APHA's opinion piece published in The Mercury newspaper.
THE irony of acute psychiatric hospitals closing while demand for mental healthcare is exploding in suburbs and towns across the country should not be lost on anyone.
Despite private hospitals accounting for 61% of acute psychiatric care, over the last two years 10 private mental health hospitals closed and more closures are looming.
Why? To be blunt, it's due to the exploitative practices of private health insurers, who see mental health as a cost to be avoided, and a Federal Government that, for three years, ignored all the warnings.
In 2024-25 Australia's health insurers pocketed a record cash grab of $5.53 billion. That's $2.13 billion in after-tax profits on top of $3.4 billion in 'management fees'.
At the same time, analysis of Consumer Price Index impacts and data health insurers provide to the Australian Prudential Regulation Authority (APRA) shows that the insurers short-changed private hospitals by $1.1 billion.
Australians are paying higher annual premiums just to line the pockets of insurance companies.
The biggest health insurer, Medibank Private, recorded a $741.5 million profit, up a massive 7.1% on last year. It's management fees reaped another $654.9 million, an increase of $40 million in just one year.
Even HCF as the biggest 'not-for-profit' insurer reported an adjusted insurance service profit of $28.3 million in its last annual result. According to APRA, HCF's management expenses and claims handling topped $485 million.
Mental health is a particular casualty. Insurers include it in their policy offerings but are loathe to pay for it. Once diagnosed these patients are likely to be an ongoing cost, so insurers make a point of driving mental health services to the wall.

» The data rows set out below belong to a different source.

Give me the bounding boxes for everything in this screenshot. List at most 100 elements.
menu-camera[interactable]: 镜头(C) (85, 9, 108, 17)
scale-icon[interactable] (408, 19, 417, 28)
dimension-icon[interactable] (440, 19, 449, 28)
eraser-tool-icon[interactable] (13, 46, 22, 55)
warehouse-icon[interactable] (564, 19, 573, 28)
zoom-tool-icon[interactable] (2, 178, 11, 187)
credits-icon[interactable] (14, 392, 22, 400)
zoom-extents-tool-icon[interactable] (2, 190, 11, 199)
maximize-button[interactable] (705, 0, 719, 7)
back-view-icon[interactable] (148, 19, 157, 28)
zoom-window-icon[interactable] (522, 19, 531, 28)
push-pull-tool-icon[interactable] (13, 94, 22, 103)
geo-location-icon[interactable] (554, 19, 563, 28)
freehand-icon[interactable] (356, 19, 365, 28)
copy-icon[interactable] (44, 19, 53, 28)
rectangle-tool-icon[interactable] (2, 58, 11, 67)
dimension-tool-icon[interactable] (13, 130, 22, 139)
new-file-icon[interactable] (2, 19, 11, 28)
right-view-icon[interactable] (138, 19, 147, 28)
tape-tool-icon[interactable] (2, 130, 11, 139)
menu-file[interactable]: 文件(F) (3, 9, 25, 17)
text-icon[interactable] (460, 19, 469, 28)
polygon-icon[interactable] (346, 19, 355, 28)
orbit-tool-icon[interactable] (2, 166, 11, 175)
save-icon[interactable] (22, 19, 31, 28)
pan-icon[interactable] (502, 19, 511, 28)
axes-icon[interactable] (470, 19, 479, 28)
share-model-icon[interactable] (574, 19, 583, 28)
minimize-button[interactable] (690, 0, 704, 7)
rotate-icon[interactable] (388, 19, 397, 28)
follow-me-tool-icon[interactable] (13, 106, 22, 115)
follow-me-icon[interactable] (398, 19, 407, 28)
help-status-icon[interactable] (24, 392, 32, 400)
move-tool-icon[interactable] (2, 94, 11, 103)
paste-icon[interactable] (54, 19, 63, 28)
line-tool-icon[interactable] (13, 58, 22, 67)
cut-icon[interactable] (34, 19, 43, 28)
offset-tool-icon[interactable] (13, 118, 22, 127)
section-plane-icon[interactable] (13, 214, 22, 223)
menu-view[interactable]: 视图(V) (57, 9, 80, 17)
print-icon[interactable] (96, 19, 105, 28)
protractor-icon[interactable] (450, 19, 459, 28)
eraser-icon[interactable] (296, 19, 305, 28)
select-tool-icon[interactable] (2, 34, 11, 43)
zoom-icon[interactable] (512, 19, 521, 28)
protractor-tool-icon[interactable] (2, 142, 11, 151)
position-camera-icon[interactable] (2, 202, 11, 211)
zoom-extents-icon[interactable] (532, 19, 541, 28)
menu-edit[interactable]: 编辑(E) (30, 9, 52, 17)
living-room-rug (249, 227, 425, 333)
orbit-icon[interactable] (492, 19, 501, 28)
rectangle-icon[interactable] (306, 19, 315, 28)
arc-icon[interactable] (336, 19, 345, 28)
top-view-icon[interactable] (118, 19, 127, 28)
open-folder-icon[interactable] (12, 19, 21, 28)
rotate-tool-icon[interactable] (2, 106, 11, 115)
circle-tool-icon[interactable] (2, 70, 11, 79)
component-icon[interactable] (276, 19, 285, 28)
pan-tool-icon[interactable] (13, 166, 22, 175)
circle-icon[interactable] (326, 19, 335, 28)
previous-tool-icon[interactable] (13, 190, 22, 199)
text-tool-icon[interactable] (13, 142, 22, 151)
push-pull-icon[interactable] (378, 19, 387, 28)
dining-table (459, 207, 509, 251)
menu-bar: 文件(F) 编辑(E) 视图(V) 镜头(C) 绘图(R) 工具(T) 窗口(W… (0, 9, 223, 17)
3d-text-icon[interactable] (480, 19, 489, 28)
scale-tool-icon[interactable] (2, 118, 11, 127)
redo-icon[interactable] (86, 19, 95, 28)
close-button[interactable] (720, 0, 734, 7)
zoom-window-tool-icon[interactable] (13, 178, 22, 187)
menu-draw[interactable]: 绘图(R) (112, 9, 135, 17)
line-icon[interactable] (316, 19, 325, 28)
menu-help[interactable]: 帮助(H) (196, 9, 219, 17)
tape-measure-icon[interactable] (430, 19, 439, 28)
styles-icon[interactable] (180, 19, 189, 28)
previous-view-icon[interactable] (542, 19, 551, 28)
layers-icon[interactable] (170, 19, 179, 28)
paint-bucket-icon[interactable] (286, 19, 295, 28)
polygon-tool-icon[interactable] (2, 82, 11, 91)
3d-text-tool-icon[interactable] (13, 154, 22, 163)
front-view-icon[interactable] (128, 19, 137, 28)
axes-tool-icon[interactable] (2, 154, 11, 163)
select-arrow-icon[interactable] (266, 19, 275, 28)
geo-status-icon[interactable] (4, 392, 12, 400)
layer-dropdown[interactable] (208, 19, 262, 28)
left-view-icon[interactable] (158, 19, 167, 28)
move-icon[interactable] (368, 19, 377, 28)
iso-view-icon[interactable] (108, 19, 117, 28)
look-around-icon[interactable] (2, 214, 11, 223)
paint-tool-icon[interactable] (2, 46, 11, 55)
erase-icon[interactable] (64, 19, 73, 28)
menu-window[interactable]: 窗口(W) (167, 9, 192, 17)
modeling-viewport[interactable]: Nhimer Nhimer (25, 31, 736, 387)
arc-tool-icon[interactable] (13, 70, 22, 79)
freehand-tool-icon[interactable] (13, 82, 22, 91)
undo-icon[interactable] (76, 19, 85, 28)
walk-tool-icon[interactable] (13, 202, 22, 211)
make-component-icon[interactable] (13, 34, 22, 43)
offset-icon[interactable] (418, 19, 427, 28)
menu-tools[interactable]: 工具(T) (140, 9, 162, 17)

Tasmania's only remaining private acute mental health hospital, The Hobart Clinic, treated 780 patients a year. It will close this month after 40 years of exemplary care. Many patients will have to make the trek to Melbourne to get the care they need.
Insurer payments simply don't meet the costs of care, while rising out-of-pocket costs for patients, due to insurance gaps, turn people off the treatment they need.
Most insured patients face more and higher gap fees because their insurance policy doesn't cover them adequately. It's a growing problem.
A massive 8.6 million hospital insurance policies, or 68%, are embedded with restrictions. That's up two million in five years. Patients are getting caught out paying more for their health insurance each year but getting less for it.
Toowong Private Hospital in Brisbane, a renowned acute psychiatric leader for 50 years that treated 3,000 patients a year, closed in June.
With Toowong, health insurers employed a number of tactics including disingenuous take-it or leave-it rate offers, refusals to contract at all, delayed contract negotiations by more than a year, and routinely underpaid for the care of insured patients.
In 2022 private hospitals, including Toowong, pleaded with Federal Health Minister Mark Butler to act, otherwise closures would result. Falling on deaf ears, the failure to rein in insurers as they recklessly pursued profits over patient care is why mental health, and healthcare more broadly, is in crisis.
The chronic shortage of psychiatrists also went ignored.
By 2024, more than 90% of psychiatrists said their workforce crisis is negatively impacting patient care, 73% of those have a wait list and a growing number of clients are waiting six months to a year for an appointment.
Almost half closed their books to new patients, while many others simply left the profession due to the strain.
Private hospitals urged Minister Butler to ease the 10-year moratorium that prevents internationally-trained psychiatrists already in Australia from working in private hospitals.
Pulling this simple policy lever would cost government nothing, but free-up accredited psychiatrists to practice in acute settings. The government did nothing.
Increasingly, patients with mental disorders are being medicated instead of getting the professional attention they need. There simply aren't the psychiatrists for GPs to refer patients.
It is not well understood, including by policymakers, that in psychiatric care private and public hospitals complement each other. They treat different cohorts of acute patients, so when private services close, patients fall through the cracks.
Already overburdened GPs are doing the best they can in treating mental health patients. In 2023, 4.8 million Australians (18% of the population) filled prescriptions for mental health medication. The vast majority were antidepressants (72%), with GPs prescribing 85% of all medications.
But, when affected by deteriorating mental illness, these patients have nowhere to go but an already overburdened public hospital Emergency Department where the wait times are long and the care options are extremely limited.
Ultimately, they are simply sent home with the promise of a community follow up visit in a few weeks' time. Meanwhile, they and their families live in constant fear and helplessness awaiting their next episode when the tragic cycle starts again.
We know of another eight private psychiatric hospitals that are on the brink of collapse. How many more have to close before government gets the message?
Brett Heffernan is chief executive of the Australia Private Hospitals Association. Published in The Mercury newspaper on 7 October 2025.